Dans le livre « Climat, comment éviter un désastre », Bill Gates fait la leçon à la planète. Investissez comme moi! Contre la maladie, la pauvreté. Pour la pureté de l’air. Et pour cela construisez des centrales nucléaires! Vaccinez à tour de bras! La presse applaudit.
Précautionneux, Bill Gates a pris soin d’anticiper la critique. Complotistes, les vilains canards qui osent mettre en doute sa bonne foi! Déférents, les médias en rajoutent. Avec Gates, le sujet n’est plus Microsoft, le groupe d’informatique grâce auquel sa fortune surpasse l’indicateur de richesse d’une quantité de pays. Non, caquettent les exégètes de l’information, Gates est un philanthrope! Cela signifie qu’il reverse une partie de ses revenus à des oeuvres d’utilité publique. Un tour de passe-passe qui lui permet, comme à d’autres entrepreneurs et financiers milliardaires, des Bezos, Musk et autres Soros, de diminuer la charge fiscale pesant sur ses avoirs, tout en se parant de l’auréole du saint. C’est beau. Mais magnifiquement abusif.
Bill Gates, c’est « l’art de la fausse générosité », titre le journaliste français Lionel Astruc au terme d’une vaste enquête publiée en 2019. Tartuffe ou Amphitryon? Nul doute que s’il avait connu un tel personnage, Molière aurait encore accentué la charge d’ironie contenue dans ses pièces phares.

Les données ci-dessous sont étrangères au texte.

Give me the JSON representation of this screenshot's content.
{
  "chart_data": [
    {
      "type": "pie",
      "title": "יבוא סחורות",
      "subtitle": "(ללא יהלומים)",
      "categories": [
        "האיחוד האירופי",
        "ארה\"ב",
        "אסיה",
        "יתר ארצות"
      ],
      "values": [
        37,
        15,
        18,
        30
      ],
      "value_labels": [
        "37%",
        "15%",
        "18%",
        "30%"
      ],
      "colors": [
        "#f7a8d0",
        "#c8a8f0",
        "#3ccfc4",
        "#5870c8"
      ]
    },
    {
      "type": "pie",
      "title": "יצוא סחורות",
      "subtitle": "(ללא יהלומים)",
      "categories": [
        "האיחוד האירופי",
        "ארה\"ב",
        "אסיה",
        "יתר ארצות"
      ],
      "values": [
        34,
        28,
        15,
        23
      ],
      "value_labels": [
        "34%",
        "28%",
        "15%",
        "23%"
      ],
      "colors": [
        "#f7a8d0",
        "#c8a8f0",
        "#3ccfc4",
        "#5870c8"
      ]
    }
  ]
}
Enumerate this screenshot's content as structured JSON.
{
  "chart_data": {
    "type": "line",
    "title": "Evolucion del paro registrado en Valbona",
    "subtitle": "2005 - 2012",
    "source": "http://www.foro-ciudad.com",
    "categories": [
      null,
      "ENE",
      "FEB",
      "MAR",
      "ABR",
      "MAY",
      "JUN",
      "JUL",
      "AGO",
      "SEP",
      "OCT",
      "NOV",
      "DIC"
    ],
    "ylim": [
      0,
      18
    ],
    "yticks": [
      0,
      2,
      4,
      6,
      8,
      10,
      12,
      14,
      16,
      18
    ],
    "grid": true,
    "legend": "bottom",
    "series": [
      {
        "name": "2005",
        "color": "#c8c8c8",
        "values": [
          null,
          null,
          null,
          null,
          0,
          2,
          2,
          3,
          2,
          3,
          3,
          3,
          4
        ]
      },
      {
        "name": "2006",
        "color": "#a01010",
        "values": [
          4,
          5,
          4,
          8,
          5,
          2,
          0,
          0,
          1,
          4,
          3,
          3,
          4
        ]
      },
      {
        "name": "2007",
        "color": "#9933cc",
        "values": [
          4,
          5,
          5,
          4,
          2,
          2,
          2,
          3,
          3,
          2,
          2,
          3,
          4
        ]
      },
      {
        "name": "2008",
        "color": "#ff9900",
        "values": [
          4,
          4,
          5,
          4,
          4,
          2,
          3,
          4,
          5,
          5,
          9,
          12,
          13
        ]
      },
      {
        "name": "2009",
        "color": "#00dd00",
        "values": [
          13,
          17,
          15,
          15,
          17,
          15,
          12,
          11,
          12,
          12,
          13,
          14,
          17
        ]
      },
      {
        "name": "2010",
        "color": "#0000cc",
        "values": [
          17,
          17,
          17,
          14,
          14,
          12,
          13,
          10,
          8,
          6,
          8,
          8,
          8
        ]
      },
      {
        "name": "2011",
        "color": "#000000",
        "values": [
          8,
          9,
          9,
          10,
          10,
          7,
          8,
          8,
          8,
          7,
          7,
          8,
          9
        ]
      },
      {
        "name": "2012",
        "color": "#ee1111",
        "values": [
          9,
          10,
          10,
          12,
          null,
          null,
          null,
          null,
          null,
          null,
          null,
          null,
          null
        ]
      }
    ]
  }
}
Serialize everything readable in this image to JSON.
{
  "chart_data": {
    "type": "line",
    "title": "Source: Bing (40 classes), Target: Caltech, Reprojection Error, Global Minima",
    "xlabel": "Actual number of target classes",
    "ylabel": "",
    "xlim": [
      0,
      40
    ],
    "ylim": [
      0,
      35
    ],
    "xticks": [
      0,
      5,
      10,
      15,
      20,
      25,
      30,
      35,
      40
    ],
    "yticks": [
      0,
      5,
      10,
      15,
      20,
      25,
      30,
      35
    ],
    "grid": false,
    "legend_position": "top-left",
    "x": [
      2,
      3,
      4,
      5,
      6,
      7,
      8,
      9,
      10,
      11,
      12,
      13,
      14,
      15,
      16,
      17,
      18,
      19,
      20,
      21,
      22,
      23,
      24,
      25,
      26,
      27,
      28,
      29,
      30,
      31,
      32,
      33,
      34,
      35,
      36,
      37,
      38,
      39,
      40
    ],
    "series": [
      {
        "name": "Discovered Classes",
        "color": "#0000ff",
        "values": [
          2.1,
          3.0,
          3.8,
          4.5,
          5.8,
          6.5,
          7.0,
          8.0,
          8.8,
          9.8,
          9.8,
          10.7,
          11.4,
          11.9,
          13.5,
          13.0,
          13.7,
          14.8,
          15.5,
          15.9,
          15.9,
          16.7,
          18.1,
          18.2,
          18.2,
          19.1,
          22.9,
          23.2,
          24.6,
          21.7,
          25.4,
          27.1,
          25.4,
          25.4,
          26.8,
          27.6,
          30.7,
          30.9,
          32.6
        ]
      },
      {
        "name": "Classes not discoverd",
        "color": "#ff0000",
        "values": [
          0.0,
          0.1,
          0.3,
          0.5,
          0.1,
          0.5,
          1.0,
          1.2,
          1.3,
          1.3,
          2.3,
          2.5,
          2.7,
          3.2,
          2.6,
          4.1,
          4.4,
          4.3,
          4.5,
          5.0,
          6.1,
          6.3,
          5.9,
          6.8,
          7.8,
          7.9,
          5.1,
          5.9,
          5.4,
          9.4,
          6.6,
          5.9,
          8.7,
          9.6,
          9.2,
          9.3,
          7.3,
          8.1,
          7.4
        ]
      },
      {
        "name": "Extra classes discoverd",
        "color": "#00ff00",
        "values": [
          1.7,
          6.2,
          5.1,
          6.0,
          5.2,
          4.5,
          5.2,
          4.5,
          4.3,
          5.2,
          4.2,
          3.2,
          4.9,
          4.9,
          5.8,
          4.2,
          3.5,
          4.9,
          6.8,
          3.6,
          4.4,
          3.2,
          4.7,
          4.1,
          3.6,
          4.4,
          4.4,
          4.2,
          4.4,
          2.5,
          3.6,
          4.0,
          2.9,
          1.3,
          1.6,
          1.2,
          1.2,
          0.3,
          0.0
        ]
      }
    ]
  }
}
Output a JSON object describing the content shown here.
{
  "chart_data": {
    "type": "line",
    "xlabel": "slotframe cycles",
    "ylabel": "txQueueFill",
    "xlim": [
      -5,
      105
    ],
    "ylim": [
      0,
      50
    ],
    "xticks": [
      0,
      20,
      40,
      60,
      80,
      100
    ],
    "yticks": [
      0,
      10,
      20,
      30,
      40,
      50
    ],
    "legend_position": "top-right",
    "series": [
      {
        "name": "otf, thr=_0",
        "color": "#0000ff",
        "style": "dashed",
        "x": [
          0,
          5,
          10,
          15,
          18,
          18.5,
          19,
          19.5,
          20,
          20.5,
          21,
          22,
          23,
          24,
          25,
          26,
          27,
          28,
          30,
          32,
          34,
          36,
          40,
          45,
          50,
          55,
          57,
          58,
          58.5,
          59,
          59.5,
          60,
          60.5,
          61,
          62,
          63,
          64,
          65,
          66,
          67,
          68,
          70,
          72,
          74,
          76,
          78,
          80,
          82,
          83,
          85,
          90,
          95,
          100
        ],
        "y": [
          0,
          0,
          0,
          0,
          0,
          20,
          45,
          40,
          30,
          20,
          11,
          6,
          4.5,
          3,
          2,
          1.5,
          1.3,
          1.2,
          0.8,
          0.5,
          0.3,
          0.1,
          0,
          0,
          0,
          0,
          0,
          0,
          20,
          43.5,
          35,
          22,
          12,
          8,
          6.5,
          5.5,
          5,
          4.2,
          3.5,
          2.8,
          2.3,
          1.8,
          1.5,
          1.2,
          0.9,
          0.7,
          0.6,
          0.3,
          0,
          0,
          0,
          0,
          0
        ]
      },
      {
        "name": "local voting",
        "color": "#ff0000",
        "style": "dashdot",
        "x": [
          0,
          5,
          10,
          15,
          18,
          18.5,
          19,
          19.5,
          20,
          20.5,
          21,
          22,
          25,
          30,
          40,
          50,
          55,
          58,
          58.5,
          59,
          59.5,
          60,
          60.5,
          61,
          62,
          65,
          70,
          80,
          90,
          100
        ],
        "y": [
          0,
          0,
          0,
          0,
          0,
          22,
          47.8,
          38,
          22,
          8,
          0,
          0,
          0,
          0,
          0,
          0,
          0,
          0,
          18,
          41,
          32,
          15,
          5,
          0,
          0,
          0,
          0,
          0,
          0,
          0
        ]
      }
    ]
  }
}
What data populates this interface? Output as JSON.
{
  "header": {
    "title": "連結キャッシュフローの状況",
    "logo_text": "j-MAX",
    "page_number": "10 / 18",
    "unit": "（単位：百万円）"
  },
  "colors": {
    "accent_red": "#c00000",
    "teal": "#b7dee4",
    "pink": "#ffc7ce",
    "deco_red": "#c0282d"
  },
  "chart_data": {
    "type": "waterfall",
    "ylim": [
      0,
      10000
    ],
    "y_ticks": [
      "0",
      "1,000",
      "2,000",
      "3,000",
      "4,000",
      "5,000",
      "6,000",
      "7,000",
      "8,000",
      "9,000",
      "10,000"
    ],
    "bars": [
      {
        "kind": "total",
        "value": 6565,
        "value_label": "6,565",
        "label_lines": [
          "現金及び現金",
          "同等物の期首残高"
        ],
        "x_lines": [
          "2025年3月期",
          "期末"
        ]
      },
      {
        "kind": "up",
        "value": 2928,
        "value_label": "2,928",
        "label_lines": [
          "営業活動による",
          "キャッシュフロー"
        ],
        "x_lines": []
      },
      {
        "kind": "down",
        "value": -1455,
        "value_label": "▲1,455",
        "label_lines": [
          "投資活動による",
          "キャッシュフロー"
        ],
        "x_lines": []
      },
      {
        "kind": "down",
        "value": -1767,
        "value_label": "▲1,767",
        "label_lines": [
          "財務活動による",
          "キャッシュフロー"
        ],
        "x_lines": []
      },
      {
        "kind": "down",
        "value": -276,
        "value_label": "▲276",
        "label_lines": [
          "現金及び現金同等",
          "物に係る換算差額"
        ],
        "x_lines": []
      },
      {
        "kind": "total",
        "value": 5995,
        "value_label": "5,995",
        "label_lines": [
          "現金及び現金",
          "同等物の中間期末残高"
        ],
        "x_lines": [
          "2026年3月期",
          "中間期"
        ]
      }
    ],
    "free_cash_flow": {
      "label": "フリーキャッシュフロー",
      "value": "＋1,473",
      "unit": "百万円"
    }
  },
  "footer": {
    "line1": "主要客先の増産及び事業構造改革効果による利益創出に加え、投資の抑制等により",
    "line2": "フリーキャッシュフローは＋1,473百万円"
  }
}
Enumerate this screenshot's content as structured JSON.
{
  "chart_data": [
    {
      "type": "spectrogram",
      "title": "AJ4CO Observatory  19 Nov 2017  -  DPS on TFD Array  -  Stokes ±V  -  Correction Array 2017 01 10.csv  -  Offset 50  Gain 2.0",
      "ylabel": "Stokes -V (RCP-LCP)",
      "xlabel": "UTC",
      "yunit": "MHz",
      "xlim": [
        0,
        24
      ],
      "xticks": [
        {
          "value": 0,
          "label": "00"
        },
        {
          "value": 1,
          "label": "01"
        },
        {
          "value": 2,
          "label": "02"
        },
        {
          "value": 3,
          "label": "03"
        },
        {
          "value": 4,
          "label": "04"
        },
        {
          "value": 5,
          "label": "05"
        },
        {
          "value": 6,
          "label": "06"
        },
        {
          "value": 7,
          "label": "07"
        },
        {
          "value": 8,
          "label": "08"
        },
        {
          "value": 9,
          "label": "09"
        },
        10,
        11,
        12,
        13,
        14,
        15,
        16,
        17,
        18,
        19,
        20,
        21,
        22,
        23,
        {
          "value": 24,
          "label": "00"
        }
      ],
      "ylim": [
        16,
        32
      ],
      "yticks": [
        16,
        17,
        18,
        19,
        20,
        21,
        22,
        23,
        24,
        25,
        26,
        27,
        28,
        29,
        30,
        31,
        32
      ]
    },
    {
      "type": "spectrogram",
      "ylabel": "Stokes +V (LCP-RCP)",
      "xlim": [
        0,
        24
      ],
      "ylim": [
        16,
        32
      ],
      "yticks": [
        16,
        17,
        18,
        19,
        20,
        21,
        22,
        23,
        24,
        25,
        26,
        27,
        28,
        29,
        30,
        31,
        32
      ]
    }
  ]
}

Le grand homme que voilà! Comment des ignares peuvent-ils se permettre de naviguer contre le courant du bonheur mondial? Les journaux l’affirment de manière d’autant plus désinhibée que nombre d’entre eux sont détenus totalement ou partiellement par Bill Gates en personne. Une chance que n’avaient pas les penseurs authentiques de l’écologie politique. La possession et le pouvoir intéressant ces derniers moins que les idées, les médias ne leur ont pas donné l’espace qu’ils méritaient. Ivan Illich, par exemple. Prophète magistral, le philosophe et critique de la société industrielle décédé en 2002 mettait en garde en 1970 dans ses livres contre les dangers de la religion du consumérisme, source de cataclysme mondial. Nous y sommes!
La statue que Gates se construit sans pudeur révèle une inversion éthique. Modèles des guides de la littérature classique, de grands auteurs du 19e et du 20e, tels Hugo, Zola ou Dickens, prenaient la défense des faibles et des déshérités. Aujourd’hui ce sont les puissants qui font la nique aux gueux au vu et au su d’un public bien mouton. Une posture sans doute logique si l’on considère l’évolution terrifiante des moyens de communication mais qui n’en reste pas moins parfaitement problématique dans une optique citoyenne. En plus d’ignorer les dessous du miracle commercial – tout succès phénoménal comporte sa part d’ombre – non contents de minimiser l’appétit libertophage de l’hydre, les faiseurs d’opinion cautionnent un système qui fonctionne hors de tout contrôle institutionnel.